A heterogeneous distribution of parasitism risk has been proclaimed as an indicator of the stability of a host-parasitoid interaction. To date, there have been almost no experimental field studies that have attempted to assess the mechanisms that generate this heterogeneity and the environmental factors that influence it. In this study, I examined the interaction between a planthopper Prokelisia crocea (Hemiptera: Delphacidae) and its egg parasitoid Anagrus columbi (Hymenoptera: Mymaridae) that are distributed among discrete patches of prairie cordgrass, Spartina pectinata. In particular, I examined how patch geography (size or isolation of a patch) and host distribution within a patch (edge versus interior) influenced the density distribution of adult parasitoids, oviposition behavior, the proportion of hosts parasitized, and an index of the aggregation of parasitism (CV2) and adult parasitoids (1/knb) both within and among cordgrass patches. High values of CV2 and 1/knb indicate strongly aggregated distributions.

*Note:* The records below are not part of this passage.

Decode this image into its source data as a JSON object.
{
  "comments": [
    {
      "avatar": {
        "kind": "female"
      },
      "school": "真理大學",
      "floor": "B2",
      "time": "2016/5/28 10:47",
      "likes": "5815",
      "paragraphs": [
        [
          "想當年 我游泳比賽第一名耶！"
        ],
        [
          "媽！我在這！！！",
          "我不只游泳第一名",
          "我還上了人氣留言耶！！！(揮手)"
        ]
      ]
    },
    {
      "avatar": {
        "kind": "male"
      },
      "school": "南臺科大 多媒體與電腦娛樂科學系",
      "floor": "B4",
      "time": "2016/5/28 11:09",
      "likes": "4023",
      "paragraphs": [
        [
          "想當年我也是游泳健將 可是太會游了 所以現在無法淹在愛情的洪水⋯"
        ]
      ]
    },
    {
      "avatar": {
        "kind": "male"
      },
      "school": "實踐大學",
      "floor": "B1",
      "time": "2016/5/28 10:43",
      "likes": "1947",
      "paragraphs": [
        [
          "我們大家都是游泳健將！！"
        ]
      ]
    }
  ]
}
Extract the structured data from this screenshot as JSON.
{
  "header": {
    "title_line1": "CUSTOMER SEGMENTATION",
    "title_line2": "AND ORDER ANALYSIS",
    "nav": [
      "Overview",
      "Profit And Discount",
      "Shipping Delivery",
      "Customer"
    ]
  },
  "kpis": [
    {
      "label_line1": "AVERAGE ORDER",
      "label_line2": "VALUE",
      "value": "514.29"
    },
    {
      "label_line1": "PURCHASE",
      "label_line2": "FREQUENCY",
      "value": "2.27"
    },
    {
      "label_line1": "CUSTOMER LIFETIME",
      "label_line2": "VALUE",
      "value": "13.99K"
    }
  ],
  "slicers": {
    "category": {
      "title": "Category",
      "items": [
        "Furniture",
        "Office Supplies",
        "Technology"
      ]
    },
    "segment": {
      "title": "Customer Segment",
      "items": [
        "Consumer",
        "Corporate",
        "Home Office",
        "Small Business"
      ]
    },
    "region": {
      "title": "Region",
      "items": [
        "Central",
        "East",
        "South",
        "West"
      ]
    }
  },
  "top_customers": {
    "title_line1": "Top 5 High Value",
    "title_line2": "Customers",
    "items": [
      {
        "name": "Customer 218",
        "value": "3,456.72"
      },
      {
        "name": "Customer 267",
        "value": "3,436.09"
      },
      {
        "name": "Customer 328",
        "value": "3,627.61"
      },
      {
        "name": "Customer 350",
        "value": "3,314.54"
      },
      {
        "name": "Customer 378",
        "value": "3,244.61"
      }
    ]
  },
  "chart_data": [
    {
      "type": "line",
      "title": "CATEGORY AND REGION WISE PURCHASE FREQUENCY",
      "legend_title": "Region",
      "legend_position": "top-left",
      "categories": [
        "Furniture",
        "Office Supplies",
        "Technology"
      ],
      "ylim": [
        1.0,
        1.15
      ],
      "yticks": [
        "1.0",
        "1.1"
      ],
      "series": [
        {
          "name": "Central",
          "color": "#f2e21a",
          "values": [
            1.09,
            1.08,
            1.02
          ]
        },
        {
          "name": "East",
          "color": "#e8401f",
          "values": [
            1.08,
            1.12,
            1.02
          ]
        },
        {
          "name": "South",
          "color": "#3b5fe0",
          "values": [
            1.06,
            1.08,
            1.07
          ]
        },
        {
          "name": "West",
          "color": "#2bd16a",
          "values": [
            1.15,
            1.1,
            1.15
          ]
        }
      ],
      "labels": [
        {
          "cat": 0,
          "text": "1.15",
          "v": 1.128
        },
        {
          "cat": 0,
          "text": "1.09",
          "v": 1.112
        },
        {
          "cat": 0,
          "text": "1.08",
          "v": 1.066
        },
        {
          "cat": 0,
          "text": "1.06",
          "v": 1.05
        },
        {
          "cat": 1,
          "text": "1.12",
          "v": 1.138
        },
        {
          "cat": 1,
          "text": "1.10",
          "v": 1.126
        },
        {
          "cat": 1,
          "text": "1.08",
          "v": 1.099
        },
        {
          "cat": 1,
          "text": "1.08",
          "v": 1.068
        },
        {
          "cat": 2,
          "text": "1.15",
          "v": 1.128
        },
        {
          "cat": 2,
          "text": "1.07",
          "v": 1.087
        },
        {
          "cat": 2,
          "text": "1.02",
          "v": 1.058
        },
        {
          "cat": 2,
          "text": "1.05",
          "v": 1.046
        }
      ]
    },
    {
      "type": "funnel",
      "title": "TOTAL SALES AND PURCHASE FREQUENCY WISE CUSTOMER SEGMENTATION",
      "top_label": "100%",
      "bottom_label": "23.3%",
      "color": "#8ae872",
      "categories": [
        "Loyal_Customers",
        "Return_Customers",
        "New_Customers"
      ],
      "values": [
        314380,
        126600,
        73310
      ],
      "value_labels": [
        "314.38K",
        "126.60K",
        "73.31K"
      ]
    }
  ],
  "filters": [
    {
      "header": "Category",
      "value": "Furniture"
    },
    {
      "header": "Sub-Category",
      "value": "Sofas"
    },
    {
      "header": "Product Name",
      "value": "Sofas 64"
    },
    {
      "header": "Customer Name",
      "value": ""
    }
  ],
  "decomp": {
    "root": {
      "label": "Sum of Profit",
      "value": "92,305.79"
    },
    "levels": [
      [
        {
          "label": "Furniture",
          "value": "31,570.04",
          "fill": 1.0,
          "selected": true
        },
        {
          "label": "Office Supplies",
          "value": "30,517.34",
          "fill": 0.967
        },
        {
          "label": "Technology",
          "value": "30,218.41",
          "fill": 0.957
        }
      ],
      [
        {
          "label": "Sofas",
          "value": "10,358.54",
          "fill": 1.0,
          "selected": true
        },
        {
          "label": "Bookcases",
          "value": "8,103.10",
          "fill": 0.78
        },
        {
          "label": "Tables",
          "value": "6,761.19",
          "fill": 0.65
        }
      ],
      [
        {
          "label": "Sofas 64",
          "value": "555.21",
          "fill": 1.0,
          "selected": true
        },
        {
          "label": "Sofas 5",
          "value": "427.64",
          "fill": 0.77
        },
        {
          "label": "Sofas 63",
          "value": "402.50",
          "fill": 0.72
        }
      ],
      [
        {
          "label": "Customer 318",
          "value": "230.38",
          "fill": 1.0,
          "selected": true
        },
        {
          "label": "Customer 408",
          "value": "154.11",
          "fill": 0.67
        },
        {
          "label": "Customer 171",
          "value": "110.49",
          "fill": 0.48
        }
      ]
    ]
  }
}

Based on a census that spanned 6 planthopper generations and 7-12 prairie sites, I found that the distribution of parasitism was strongly aggregated among cordgrass leaves within a patch (CV2 = 3.58), but weakly aggregated among cordgrass patches (CV2 = 0.58). Parasitism was also spatially and temporally density independent. To determine what influences the distribution of parasitism risk, I collected data on A. columbi colonization and oviposition behavior in 26 discrete cordgrass patches that had planthopper egg clutches added to them and all sources of A. columbi removed. I found that the number of immigrants significantly increased with patch size and decreased with patch isolation (a function of the distance to, and size of, neighboring patches). Patch size had no influence on the per-capita hosts parasitized per leaf, but there was a significant two-fold increase in per-capita attacks from the least to the most isolated patches (14 to 28 hosts parasitized). In a separate experimental study, I found that this oviposition response was affected primarily by the distance between source and target patches. The cause for this distance-dependent response was likely due to either an optimal ovipositional response to dispersal distance or a positive correlation in the A. columbi population between oviposition rate and dispersal ability. Regardless of its cause, increased ovipositions with dispersal distance may significantly increase patch-occupancy rates and facilitate the spatial spread of a parasitoid.
In accordance with census data, substantial within-patch aggregation of parasitism (CV2 = 1.63) did not translate into strong among-patch aggregation (CV2 = 0.13) for the 26 experimental patches. Searching adult parasitoids were randomly distributed within and among patches, and thus did not explain the high CV2 within patches. Interestingly, the aggregation of parasitism risk within a patch was significantly negatively correlated with patch size and positively correlated with patch isolation. The distribution of parasitism risk could be divided into two general classes, a within-parasitoid component and an among-parasitoid component. The within-parasitoid component was attributable to individuals engaging in multiple ovipositions within a cordgrass leaf and the distance-dependent oviposition response. The oviposition response was likely the causal agent behind the variation in CV2 with patch size and isolation. This source of aggregation is expected to contribute nothing to host-parasitoid stability. The among parasitoid component of aggregation appears to have been due to heterogeneity in the vulnerability of hosts and an edge effect (60% more heterogeneous distribution of parasitism along the patch edge than the patch interior). In theory, the among-parasitoid component of aggregation can contribute to the stability of a host-parasitoid interaction. Consequently, a change in landscape structure that leads to an increase in cordgrass edge habitat may promote a more stable host-parasitoid interaction.